I'm in the bad habit of asking my kids "do you want a spanking?" or "do you want a time out?" I know it's horrible discipline 101 but I can't seem to break the habit. I need new verbage. Thanks, Laine
Small children truly excel at a handful of things, such as taking apart perfectly functional household items and creating furniture murals. They are exceptionally gifted at becoming completely and totally captivated by the smallest of sights, smells or sounds. At this stage, almost everything is a new experience in the world! Many times, the familiar sound of mom or dad's voice just can't compete. So, the burden falls to us, as the grownups, to take the necessary steps to make sure our message is being communicated clearly, briefly, and received accurately. Consider something along the lines of this...
Mom walks over to her son (4), squats down to make eye contact, and put her hand gently on his arm.
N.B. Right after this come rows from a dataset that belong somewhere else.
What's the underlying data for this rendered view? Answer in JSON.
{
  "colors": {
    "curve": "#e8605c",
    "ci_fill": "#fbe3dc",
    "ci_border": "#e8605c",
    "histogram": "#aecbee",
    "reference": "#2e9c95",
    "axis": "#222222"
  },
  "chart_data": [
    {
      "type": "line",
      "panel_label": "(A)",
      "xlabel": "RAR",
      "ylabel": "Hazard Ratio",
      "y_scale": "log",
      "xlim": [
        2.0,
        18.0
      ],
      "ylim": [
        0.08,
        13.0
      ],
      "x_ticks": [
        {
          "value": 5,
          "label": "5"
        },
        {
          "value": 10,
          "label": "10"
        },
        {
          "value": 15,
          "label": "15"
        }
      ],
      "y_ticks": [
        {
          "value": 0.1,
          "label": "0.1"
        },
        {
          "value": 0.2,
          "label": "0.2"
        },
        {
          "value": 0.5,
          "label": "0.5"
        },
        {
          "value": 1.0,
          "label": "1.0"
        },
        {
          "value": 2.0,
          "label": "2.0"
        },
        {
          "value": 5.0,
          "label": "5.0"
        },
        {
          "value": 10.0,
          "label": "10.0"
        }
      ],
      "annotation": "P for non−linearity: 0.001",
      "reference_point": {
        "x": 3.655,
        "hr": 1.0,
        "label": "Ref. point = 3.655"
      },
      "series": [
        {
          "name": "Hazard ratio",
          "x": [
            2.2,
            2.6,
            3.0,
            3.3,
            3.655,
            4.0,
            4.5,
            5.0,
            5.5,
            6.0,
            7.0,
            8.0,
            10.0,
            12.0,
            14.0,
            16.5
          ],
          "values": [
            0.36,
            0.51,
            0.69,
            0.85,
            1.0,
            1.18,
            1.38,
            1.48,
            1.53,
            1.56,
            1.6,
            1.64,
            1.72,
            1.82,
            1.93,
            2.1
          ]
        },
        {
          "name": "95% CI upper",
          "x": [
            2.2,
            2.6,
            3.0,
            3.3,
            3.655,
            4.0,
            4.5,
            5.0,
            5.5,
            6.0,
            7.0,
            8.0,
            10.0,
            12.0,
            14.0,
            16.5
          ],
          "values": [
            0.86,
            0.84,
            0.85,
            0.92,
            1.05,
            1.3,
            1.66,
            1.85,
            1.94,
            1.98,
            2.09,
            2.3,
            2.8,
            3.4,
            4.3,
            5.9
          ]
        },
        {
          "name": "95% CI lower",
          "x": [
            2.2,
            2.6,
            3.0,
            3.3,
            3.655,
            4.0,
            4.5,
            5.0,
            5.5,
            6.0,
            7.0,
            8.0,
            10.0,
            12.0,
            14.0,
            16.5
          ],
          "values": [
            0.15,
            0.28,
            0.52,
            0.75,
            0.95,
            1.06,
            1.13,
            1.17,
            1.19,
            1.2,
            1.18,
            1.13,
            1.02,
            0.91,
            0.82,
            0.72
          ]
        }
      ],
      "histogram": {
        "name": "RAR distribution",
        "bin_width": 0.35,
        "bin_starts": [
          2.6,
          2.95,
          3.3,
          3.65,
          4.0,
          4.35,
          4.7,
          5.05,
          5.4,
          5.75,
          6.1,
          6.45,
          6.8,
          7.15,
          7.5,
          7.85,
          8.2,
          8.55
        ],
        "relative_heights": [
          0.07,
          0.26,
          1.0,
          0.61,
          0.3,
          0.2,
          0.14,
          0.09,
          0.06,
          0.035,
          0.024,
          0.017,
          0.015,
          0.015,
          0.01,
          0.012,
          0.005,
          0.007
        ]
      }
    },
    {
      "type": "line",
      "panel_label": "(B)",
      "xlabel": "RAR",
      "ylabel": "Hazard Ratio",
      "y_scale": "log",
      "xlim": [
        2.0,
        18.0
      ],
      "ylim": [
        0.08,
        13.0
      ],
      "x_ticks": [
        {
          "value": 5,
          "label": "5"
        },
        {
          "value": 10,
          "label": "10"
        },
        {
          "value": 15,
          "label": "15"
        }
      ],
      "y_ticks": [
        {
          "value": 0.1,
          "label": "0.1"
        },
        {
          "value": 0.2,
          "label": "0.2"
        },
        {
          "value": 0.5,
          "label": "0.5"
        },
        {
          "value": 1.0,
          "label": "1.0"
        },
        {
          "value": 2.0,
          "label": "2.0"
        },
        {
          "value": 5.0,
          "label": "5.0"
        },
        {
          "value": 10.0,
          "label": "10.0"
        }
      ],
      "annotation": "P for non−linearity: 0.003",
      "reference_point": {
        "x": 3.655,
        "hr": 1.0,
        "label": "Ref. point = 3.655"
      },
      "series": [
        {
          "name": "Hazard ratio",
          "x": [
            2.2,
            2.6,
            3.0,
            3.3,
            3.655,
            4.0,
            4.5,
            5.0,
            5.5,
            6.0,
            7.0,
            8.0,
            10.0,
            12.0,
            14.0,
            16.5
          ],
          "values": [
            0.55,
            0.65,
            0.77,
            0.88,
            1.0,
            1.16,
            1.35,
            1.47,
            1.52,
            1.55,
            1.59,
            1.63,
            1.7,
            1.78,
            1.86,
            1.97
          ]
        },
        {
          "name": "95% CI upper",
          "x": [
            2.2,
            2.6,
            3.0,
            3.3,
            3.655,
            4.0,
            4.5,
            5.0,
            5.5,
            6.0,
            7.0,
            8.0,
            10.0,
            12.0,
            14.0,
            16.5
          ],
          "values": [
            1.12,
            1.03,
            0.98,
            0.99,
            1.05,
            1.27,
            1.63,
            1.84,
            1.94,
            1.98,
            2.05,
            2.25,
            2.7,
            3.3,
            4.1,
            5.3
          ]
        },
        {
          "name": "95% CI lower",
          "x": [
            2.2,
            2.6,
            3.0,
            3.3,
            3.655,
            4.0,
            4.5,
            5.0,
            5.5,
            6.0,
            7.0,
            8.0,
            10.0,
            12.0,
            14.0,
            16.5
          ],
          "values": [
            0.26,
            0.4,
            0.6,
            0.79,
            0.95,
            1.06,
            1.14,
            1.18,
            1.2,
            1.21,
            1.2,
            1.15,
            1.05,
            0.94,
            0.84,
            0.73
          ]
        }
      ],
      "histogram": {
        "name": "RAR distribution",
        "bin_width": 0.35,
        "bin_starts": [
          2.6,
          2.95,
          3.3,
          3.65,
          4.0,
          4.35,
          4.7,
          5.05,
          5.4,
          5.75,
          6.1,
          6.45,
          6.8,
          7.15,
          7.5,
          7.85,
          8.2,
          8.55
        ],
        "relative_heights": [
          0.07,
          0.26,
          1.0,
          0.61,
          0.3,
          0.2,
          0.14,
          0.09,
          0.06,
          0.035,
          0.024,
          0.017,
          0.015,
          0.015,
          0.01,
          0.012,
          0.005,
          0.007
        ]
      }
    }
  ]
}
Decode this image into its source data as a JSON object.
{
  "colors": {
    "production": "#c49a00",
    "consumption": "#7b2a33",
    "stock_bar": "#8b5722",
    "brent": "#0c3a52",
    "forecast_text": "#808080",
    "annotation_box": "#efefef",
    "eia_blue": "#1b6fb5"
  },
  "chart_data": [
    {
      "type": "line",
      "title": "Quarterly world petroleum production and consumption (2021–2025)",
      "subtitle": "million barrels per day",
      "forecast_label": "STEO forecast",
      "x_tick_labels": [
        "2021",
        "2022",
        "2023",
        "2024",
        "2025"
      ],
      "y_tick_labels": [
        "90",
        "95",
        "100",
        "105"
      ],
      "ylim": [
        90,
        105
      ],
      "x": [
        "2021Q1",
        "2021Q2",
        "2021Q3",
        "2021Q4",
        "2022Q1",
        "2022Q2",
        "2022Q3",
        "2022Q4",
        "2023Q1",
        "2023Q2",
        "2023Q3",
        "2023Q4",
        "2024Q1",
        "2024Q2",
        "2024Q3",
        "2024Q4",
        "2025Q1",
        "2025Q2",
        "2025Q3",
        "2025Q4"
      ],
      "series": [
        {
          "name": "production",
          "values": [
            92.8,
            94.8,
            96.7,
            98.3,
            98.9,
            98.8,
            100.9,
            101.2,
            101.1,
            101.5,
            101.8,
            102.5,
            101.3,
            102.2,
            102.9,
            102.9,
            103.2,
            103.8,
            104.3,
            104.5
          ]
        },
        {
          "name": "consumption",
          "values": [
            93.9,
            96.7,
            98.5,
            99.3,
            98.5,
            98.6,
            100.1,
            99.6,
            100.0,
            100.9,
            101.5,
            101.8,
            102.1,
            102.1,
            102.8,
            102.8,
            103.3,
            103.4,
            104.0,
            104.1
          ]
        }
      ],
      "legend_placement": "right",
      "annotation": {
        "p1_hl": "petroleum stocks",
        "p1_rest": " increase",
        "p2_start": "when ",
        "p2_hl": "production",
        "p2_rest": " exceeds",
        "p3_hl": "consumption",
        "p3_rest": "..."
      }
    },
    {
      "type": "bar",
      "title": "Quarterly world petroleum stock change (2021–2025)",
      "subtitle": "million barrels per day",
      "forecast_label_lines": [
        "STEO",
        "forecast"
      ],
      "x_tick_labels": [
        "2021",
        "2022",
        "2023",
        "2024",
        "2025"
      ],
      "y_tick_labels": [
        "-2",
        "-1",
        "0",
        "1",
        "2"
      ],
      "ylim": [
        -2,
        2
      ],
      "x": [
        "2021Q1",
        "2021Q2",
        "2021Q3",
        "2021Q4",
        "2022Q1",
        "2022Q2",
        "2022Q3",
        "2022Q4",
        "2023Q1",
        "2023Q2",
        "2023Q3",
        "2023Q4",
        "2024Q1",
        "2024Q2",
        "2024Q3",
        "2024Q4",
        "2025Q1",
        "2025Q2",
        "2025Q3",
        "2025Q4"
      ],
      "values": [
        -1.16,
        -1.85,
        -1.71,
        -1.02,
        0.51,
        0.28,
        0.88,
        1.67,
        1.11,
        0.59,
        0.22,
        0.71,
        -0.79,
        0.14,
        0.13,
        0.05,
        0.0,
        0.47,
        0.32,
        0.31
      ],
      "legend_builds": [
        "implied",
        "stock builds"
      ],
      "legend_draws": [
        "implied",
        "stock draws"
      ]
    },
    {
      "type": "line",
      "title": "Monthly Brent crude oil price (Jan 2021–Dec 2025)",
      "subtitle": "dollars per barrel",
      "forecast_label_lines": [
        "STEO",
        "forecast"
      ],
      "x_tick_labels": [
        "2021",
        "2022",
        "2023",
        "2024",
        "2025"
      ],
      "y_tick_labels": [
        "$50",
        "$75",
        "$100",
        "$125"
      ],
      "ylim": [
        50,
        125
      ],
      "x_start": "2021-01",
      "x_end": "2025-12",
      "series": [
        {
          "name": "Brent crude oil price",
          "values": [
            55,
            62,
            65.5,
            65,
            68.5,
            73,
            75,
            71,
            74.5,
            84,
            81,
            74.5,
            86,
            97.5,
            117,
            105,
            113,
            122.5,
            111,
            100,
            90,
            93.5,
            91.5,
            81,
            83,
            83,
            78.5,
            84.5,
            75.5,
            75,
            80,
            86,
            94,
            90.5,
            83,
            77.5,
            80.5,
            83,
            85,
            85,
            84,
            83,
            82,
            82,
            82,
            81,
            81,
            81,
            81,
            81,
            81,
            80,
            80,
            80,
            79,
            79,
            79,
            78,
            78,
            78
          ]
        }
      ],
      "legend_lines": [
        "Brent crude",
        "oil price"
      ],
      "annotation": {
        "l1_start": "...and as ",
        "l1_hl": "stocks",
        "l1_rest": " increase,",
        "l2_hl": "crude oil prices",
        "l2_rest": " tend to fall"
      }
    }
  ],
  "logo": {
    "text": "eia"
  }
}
The physical touch helps the child redirect his focus.
"Son, it's time to put your cars in the bin and put your shoes on. What is your job?"
(Waits for child to repeat back)
"My job is to put my cars away and put shoes on."
Mom smiles and says, "That's right, thank you!"
Does this sound cheesy and rehearsed? Maybe so. Does it require extra effort on your part to stop what you are doing, come close and make eye contact? Absolutely. Is it worth it? Totally.
Sometimes the reason parents give so many warnings, count to three, or threaten a consequence is because they have not taken responsibility to make sure that a clear message was sent and received. Is a reminder warning okay? Of course, especially at these younger ages, because it is perfectly possible that he will become totally distracted by something shiny on the way over to the bin that the cars are kept in.
What we are doing here, big picture wise, is allowing for immaturity. This process makes it far easier to determine whether a child heard and understood what was asked of him, and is being disobedient, or if he is just being 4 and overstimulated by life. There is a significant difference in how we handle childish immaturity and willfull defiance.